Yakima Residents Want Pit Bull Ban Revoked
Emily Chandler is a dog lover.
She's known for taking strays into her home until they either find a suitable owner, or make her place their home.
Some of those guests included Pit Bulls.
"I've fostered Pit Bulls here, I did it here against my better judgement," said Chandler, "And we did hide them."
Emily hasn't taken in a Pit Bull in some time, however, that hasn't stopped officials from mistaking her boxer mix for one.
"We've been harassed a couple times by the humane society, because he looks like the pitbull type," said Chandler.

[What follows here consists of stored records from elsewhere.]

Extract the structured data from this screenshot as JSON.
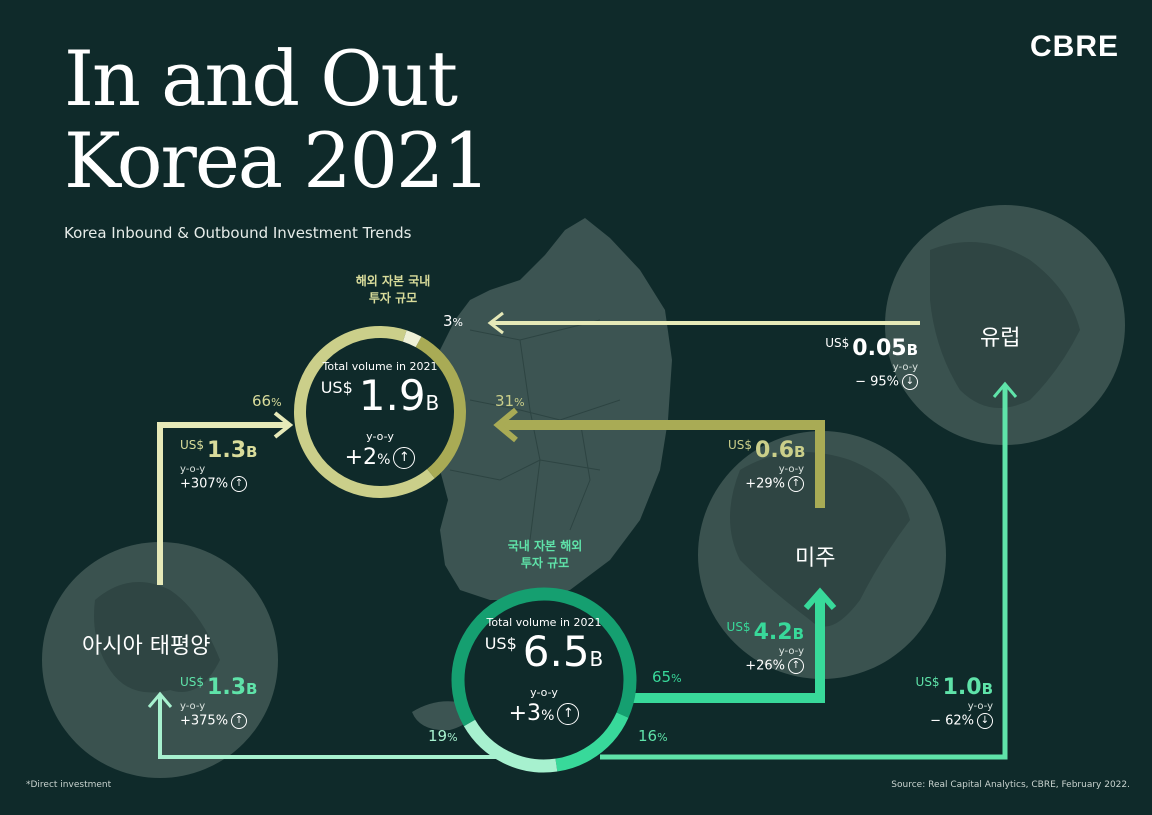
{
  "header": {
    "title_line1": "In and Out",
    "title_line2": "Korea 2021",
    "subtitle": "Korea Inbound & Outbound Investment Trends",
    "logo": "CBRE"
  },
  "footer": {
    "footnote": "*Direct investment",
    "source": "Source: Real Capital Analytics, CBRE, February 2022."
  },
  "regions": {
    "asia_pacific": "아시아 태평양",
    "americas": "미주",
    "europe": "유럽"
  },
  "inbound": {
    "label_line1": "해외 자본 국내",
    "label_line2": "투자 규모",
    "total_label": "Total volume in 2021",
    "currency": "US$",
    "amount": "1.9",
    "unit": "B",
    "yoy_label": "y-o-y",
    "change": "+2",
    "change_unit": "%",
    "shares": {
      "asia_pacific": "66",
      "americas": "31",
      "europe": "3",
      "unit": "%"
    },
    "flows": {
      "asia_pacific": {
        "currency": "US$",
        "amount": "1.3",
        "unit": "B",
        "yoy_label": "y-o-y",
        "change": "+307%",
        "direction": "up"
      },
      "americas": {
        "currency": "US$",
        "amount": "0.6",
        "unit": "B",
        "yoy_label": "y-o-y",
        "change": "+29%",
        "direction": "up"
      },
      "europe": {
        "currency": "US$",
        "amount": "0.05",
        "unit": "B",
        "yoy_label": "y-o-y",
        "change": "− 95%",
        "direction": "down"
      }
    }
  },
  "outbound": {
    "label_line1": "국내 자본 해외",
    "label_line2": "투자 규모",
    "total_label": "Total volume in 2021",
    "currency": "US$",
    "amount": "6.5",
    "unit": "B",
    "yoy_label": "y-o-y",
    "change": "+3",
    "change_unit": "%",
    "shares": {
      "americas": "65",
      "europe": "16",
      "asia_pacific": "19",
      "unit": "%"
    },
    "flows": {
      "asia_pacific": {
        "currency": "US$",
        "amount": "1.3",
        "unit": "B",
        "yoy_label": "y-o-y",
        "change": "+375%",
        "direction": "up"
      },
      "americas": {
        "currency": "US$",
        "amount": "4.2",
        "unit": "B",
        "yoy_label": "y-o-y",
        "change": "+26%",
        "direction": "up"
      },
      "europe": {
        "currency": "US$",
        "amount": "1.0",
        "unit": "B",
        "yoy_label": "y-o-y",
        "change": "− 62%",
        "direction": "down"
      }
    }
  },
  "colors": {
    "background": "#0f2a2a",
    "map": "#3c5452",
    "globe": "#3a524f",
    "inbound_light": "#e6e9b8",
    "inbound_mid": "#cbcf8a",
    "inbound_dark": "#a9ab55",
    "outbound_dark": "#159f70",
    "outbound_mid": "#38d99a",
    "outbound_light": "#a7f1cf",
    "inbound_text": "#d9dc9b",
    "outbound_text": "#5fe3a9"
  },
  "icons": {
    "up": "arrow-up-circle-icon",
    "down": "arrow-down-circle-icon"
  }
}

For over 25 years, the City of Yakima has held a ban on Pit Bulls within city limits -- deeming the breed too violent and aggressive.

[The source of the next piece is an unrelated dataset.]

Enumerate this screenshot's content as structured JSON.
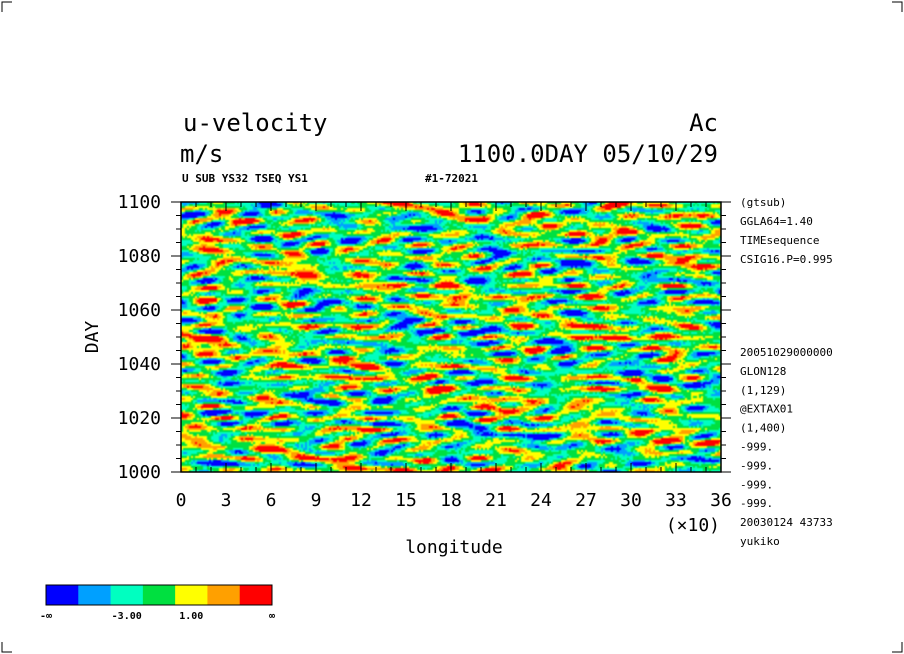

Today, council members were asked by members of the community to consider softening or even completely eliminating the ban, arguing the animals are simply misunderstood, and it's behavior falls on the owner.
Some council members agreed the issue needs to be looked at closely and delayed making any decisions in the meantime.

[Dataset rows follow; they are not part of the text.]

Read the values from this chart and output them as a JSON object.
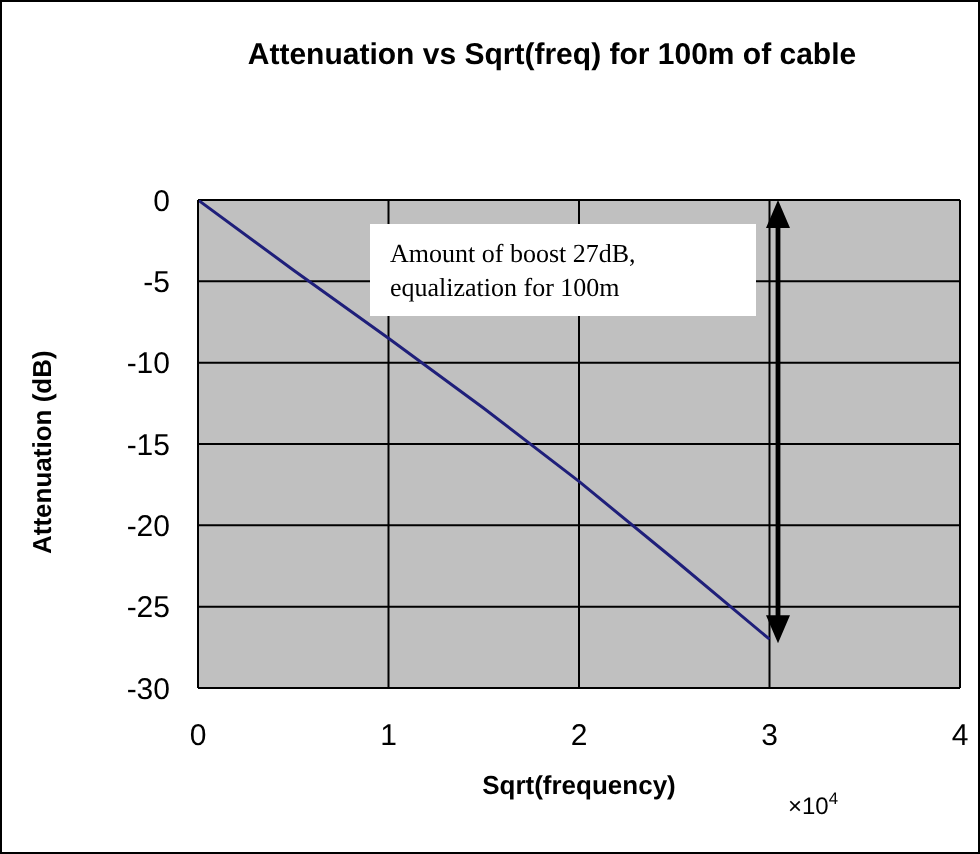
{
  "chart_data": {
    "type": "line",
    "title": "Attenuation vs Sqrt(freq) for 100m of cable",
    "xlabel": "Sqrt(frequency)",
    "ylabel": "Attenuation (dB)",
    "x": [
      0,
      0.5,
      1,
      1.5,
      2,
      2.5,
      3
    ],
    "series": [
      {
        "color": "#1f1f7a",
        "values": [
          0,
          -4.3,
          -8.5,
          -12.8,
          -17.3,
          -22.1,
          -27.0
        ]
      }
    ],
    "xlim": [
      0,
      4
    ],
    "xticks": [
      0,
      1,
      2,
      3,
      4
    ],
    "ylim": [
      -30,
      0
    ],
    "yticks": [
      -30,
      -25,
      -20,
      -15,
      -10,
      -5,
      0
    ],
    "grid": true,
    "legend": false,
    "marker": "none",
    "line_style": "solid",
    "annotations": [
      "Amount of boost 27dB, equalization for 100m",
      "×10$^{4}$"
    ]
  }
}
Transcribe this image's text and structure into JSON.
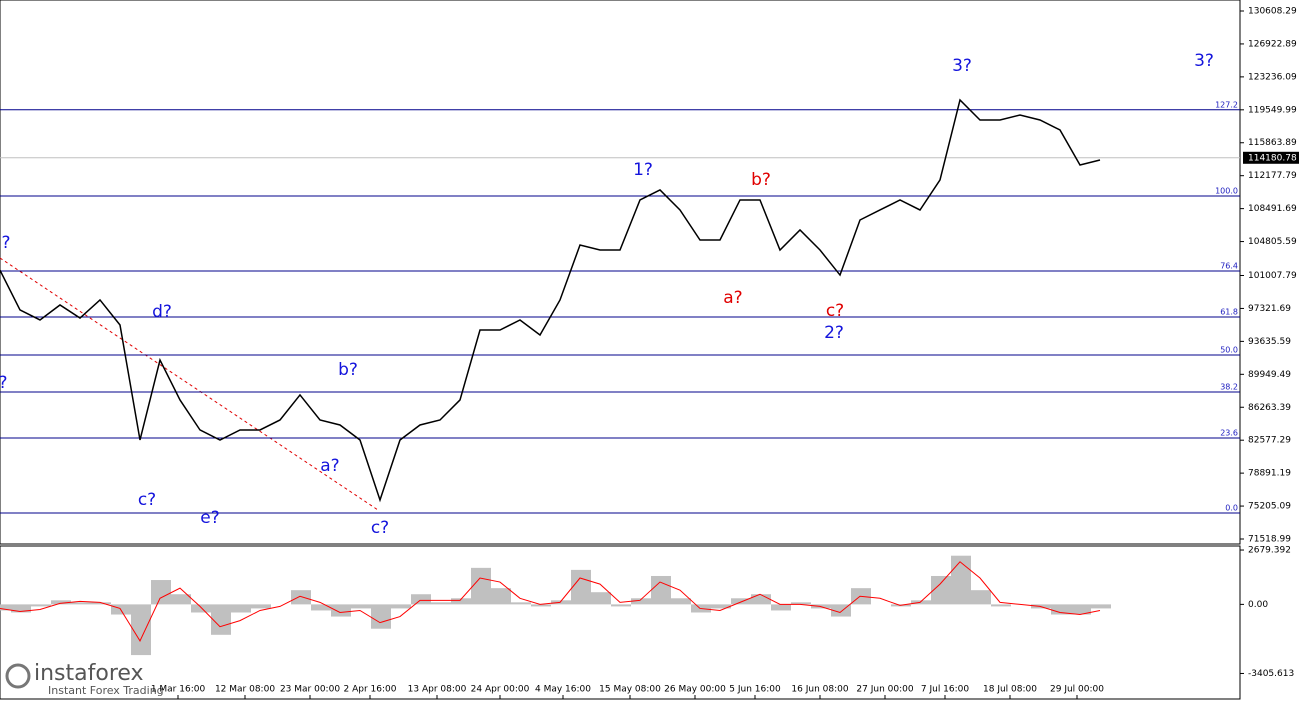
{
  "chart_data": [
    {
      "type": "line",
      "series": [
        {
          "color": "#000000",
          "values": [
            101600,
            97150,
            96030,
            97710,
            96250,
            98270,
            95470,
            82600,
            91550,
            87080,
            83720,
            82600,
            83720,
            83720,
            84840,
            87640,
            84840,
            84280,
            82600,
            75880,
            82600,
            84280,
            84840,
            87080,
            94910,
            94910,
            96030,
            94350,
            98270,
            104420,
            103860,
            103860,
            109460,
            110580,
            108340,
            104980,
            104980,
            109460,
            109460,
            103860,
            106100,
            103860,
            101060,
            107220,
            108340,
            109460,
            108340,
            111700,
            120650,
            118410,
            118410,
            118970,
            118410,
            117290,
            113370,
            113930
          ]
        }
      ],
      "xlim": [
        0,
        62
      ],
      "xticks": [
        {
          "value": 8.9,
          "label": "1 Mar 16:00"
        },
        {
          "value": 12.25,
          "label": "12 Mar 08:00"
        },
        {
          "value": 15.5,
          "label": "23 Mar 00:00"
        },
        {
          "value": 18.5,
          "label": "2 Apr 16:00"
        },
        {
          "value": 21.85,
          "label": "13 Apr 08:00"
        },
        {
          "value": 25,
          "label": "24 Apr 00:00"
        },
        {
          "value": 28.15,
          "label": "4 May 16:00"
        },
        {
          "value": 31.5,
          "label": "15 May 08:00"
        },
        {
          "value": 34.75,
          "label": "26 May 00:00"
        },
        {
          "value": 37.75,
          "label": "5 Jun 16:00"
        },
        {
          "value": 41,
          "label": "16 Jun 08:00"
        },
        {
          "value": 44.25,
          "label": "27 Jun 00:00"
        },
        {
          "value": 47.25,
          "label": "7 Jul 16:00"
        },
        {
          "value": 50.5,
          "label": "18 Jul 08:00"
        },
        {
          "value": 53.85,
          "label": "29 Jul 00:00"
        }
      ],
      "ylim": [
        70960,
        131839
      ],
      "yticks": [
        130608.29,
        126922.89,
        123236.09,
        119549.99,
        115863.89,
        112177.79,
        108491.69,
        104805.59,
        101007.79,
        97321.69,
        93635.59,
        89949.49,
        86263.39,
        82577.29,
        78891.19,
        75205.09,
        71518.99
      ],
      "current_price": 114180.78,
      "levels": [
        {
          "label": "127.2",
          "value": 119554
        },
        {
          "label": "100.0",
          "value": 109905
        },
        {
          "label": "76.4",
          "value": 101511
        },
        {
          "label": "61.8",
          "value": 96364
        },
        {
          "label": "50.0",
          "value": 92111
        },
        {
          "label": "38.2",
          "value": 87972
        },
        {
          "label": "23.6",
          "value": 82823
        },
        {
          "label": "0.0",
          "value": 74430
        }
      ],
      "level_color": "#00008b",
      "annotations": [
        {
          "text": "?",
          "color": "#1414dc"
        },
        {
          "text": "?",
          "color": "#1414dc"
        },
        {
          "text": "d?",
          "color": "#1414dc"
        },
        {
          "text": "c?",
          "color": "#1414dc"
        },
        {
          "text": "e?",
          "color": "#1414dc"
        },
        {
          "text": "b?",
          "color": "#1414dc"
        },
        {
          "text": "a?",
          "color": "#1414dc"
        },
        {
          "text": "c?",
          "color": "#1414dc"
        },
        {
          "text": "1?",
          "color": "#1414dc"
        },
        {
          "text": "b?",
          "color": "#e00000"
        },
        {
          "text": "a?",
          "color": "#e00000"
        },
        {
          "text": "c?",
          "color": "#e00000"
        },
        {
          "text": "2?",
          "color": "#1414dc"
        },
        {
          "text": "3?",
          "color": "#1414dc"
        },
        {
          "text": "3?",
          "color": "#1414dc"
        }
      ]
    },
    {
      "type": "bar",
      "series": [
        {
          "kind": "bar",
          "color": "#c0c0c0",
          "values": [
            -300,
            -400,
            -100,
            200,
            100,
            100,
            -500,
            -2500,
            1200,
            500,
            -400,
            -1500,
            -400,
            -200,
            0,
            700,
            -300,
            -600,
            -200,
            -1200,
            -200,
            500,
            100,
            300,
            1800,
            800,
            100,
            -100,
            200,
            1700,
            600,
            -100,
            300,
            1400,
            300,
            -400,
            -200,
            300,
            500,
            -300,
            100,
            -200,
            -600,
            800,
            0,
            -100,
            200,
            1400,
            2400,
            700,
            -100,
            0,
            -200,
            -500,
            -500,
            -200
          ]
        },
        {
          "kind": "line",
          "color": "#ff0000",
          "values": [
            -200,
            -350,
            -250,
            50,
            150,
            100,
            -200,
            -1800,
            300,
            800,
            -100,
            -1100,
            -800,
            -300,
            -100,
            400,
            100,
            -400,
            -300,
            -900,
            -600,
            200,
            200,
            200,
            1300,
            1100,
            300,
            0,
            100,
            1300,
            1000,
            100,
            200,
            1100,
            700,
            -200,
            -300,
            100,
            500,
            0,
            0,
            -100,
            -400,
            400,
            300,
            -50,
            100,
            1000,
            2100,
            1300,
            100,
            0,
            -100,
            -400,
            -500,
            -300
          ]
        }
      ],
      "ylim": [
        -4714,
        2878
      ],
      "yticks": [
        2679.392,
        {
          "value": 0,
          "label": "0.00"
        },
        -3405.613
      ]
    }
  ],
  "watermark": {
    "brand": "instaforex",
    "tagline": "Instant Forex Trading"
  }
}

The ban was placed in 1987 and has been challenged in the past.
Code enforcement officials say this instance is no different and want to keep the ban in place for the safety of the people.
"From our experiences, what we're seeing of pitbulls, a lot of pitbulls are being hidden in the City of Yakima," said code administration manager Joseph Caruso.
Caruso adds most people who own a Pit Bull aren't strangers to the crimiinal justice system.
"Are they all good dog owners? I can't say say yes or no, but a lot of them have criminal elements surrounding their circumstances," said Caruso.
Until a decision is made by the council, Emily Chandler says she'll be spending her time, trying to prove those who are anti Pit-Bull wrong.
"I'm an advocate for all who can't speak," said Chandler.
According to dogsbite.org, 11 cities in our state ban Pit Bulls, including Selah, Wapato and Othello.
Several other local cities, including Kennewick and Pasco have Pit Bulls listed as potentially dangerous.